Gul Mohammad Baidar, the deputy provincial governor of Badakhshan, says foreign fighters including Uighurs are among the foreign militants active in Warduj, Yumgan, and parts of Jurm and Raghistan districts.

“Most foreign fighter obey a man by the name of Mawlawi Furqan. The number of Uighurs is now over 50, but they are aiming high,” he said. “They want to increase their number and then move into China through the Wakhan Corridor.”

Baidar says the Afghan government is committed to not allowing ETIM members to enter Xinjiang. “We are vigorously fighting against them,” he said.

Baidar says foreign militants infiltrated Badakhshan from neighboring Pakistan.

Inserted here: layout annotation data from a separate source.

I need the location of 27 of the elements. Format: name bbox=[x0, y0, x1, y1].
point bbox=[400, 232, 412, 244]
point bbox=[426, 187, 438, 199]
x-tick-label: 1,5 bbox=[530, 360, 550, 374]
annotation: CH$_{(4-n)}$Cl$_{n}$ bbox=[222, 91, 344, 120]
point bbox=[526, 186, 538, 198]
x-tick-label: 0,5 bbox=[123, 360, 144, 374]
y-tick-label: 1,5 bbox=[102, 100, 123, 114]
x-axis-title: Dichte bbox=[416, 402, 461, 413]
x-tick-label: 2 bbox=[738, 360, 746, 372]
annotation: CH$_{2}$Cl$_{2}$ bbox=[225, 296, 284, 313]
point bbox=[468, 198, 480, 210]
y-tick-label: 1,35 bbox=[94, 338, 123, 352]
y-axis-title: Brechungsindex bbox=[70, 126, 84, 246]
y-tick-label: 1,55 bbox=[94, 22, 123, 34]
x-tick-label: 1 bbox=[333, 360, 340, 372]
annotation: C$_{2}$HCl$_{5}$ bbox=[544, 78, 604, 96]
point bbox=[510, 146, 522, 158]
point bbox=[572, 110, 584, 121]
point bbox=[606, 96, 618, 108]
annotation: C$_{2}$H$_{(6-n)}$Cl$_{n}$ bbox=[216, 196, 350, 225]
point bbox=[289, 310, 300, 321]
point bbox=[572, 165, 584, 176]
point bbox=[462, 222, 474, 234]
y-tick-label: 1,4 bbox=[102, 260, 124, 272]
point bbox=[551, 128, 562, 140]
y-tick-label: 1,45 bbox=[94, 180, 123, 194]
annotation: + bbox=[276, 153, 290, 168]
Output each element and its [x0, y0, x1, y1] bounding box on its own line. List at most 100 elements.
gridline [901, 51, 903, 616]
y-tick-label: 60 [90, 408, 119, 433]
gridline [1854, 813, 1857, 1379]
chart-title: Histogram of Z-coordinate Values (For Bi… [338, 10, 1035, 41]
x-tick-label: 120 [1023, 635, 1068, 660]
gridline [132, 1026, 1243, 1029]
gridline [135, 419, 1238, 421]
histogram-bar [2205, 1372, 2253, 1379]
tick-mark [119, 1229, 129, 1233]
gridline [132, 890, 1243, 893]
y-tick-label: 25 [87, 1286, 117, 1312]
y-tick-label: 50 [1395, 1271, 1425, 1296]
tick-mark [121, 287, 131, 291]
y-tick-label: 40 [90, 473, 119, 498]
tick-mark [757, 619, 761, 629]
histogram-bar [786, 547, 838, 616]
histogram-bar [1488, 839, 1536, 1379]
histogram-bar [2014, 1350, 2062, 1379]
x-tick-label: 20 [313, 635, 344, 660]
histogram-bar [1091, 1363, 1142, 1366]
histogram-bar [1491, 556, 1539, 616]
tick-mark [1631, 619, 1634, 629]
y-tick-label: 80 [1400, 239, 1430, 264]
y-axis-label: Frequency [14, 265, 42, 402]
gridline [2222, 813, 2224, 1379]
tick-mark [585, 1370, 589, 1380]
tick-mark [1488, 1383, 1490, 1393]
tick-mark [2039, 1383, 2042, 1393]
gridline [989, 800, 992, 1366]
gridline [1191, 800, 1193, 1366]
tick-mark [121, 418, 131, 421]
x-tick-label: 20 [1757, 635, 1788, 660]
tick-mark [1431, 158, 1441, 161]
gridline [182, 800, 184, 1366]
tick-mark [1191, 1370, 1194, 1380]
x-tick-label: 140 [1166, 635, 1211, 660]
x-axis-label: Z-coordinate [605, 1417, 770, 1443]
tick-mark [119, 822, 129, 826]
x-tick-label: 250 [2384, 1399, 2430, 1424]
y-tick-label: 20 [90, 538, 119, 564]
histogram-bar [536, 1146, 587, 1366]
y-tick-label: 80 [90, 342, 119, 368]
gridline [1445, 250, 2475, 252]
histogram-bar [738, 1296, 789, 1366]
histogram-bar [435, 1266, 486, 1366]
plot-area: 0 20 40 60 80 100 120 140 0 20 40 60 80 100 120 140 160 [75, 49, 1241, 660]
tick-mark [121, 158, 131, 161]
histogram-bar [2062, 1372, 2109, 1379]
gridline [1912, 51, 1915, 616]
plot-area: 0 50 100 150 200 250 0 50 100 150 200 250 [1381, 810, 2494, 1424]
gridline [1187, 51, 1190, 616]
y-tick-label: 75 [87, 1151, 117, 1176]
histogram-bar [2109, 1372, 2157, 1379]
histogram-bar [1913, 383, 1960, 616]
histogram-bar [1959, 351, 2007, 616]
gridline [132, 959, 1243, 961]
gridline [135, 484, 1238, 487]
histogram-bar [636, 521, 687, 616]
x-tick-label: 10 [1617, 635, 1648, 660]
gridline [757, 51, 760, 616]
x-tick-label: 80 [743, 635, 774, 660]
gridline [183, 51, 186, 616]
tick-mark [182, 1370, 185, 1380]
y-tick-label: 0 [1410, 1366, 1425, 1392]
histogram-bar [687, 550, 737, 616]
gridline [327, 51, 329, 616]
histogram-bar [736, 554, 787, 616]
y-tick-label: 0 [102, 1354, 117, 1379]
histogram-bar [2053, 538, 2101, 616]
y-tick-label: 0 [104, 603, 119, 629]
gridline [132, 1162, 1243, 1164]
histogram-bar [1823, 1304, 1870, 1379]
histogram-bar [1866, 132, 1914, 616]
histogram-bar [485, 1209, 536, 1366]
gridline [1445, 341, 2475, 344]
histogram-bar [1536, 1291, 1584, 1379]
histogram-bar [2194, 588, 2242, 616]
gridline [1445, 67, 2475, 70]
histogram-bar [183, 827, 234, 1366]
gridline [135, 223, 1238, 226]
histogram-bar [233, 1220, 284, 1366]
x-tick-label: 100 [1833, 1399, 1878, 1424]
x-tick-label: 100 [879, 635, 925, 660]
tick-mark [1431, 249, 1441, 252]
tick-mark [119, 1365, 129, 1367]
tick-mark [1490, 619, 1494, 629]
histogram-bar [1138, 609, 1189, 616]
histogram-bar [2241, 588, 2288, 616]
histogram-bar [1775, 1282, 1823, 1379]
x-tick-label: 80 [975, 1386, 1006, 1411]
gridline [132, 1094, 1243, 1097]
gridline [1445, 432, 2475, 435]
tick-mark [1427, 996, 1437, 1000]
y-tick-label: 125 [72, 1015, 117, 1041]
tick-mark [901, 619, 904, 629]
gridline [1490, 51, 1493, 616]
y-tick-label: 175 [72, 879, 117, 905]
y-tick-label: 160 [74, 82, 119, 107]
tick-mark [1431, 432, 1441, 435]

"When Pakistan launched an operation in North Waziristan [in 2014], the fighters poured into Keran-u-Menjan and from there to Khustak mainly through [the northwestern district of] Chitral in Pakistan,” he noted. “We also border the restive province of Nuristan, which in turn borders Kunar Province [to the east].”

In a press release on February 8, the U.S. forces in Afghanistan said they had bombed Taliban and ETIM hideouts in Badakhshan.

“U.S. strikes in Badakhshan Province destroyed Taliban training camps and other fighting positions. These training camps support terrorist operations inside Afghanistan as well as operations conducted by [the] ETIM in the border region with China and Tajikistan,” the statement said. “The U.S. strikes support Afghanistan in reassuring its neighbors that it is not a safe sanctuary for terrorists who want to carry out cross-border operations.”

The statement added that ETIM militants “pose a threat to China and enjoy support from the Taliban in Badakhshan and throughout the border region.”

In Beijing, Chinese Foreign Ministry spokesman Geng Shuang said they have no specific information about the issue.

He, however, said that fighting the ETIM was a "core counterterrorism concern" for Beijing. "Striking against terrorism is the responsibility of all countries in the world," he was quoted as saying by Reuters.

The Taliban have not commented on the situation in Badakhshan. It was not possible to independently verify the claims of warring sides in a remote Afghan frontline.

Lawmaker Mohammad Zakaria Sawda represents Badakhshan in the Afghan parliament. He says the militants are trying to turn Badakhshan into a stepping stone for proxy wars in the region.

But, he adds, no one is set to benefit from turmoil in Badakhshan.

“Everyone -- factions and countries engaged in supporting terrorism --must know that the terrorists will eventually turn their guns against their sponsors,” he said.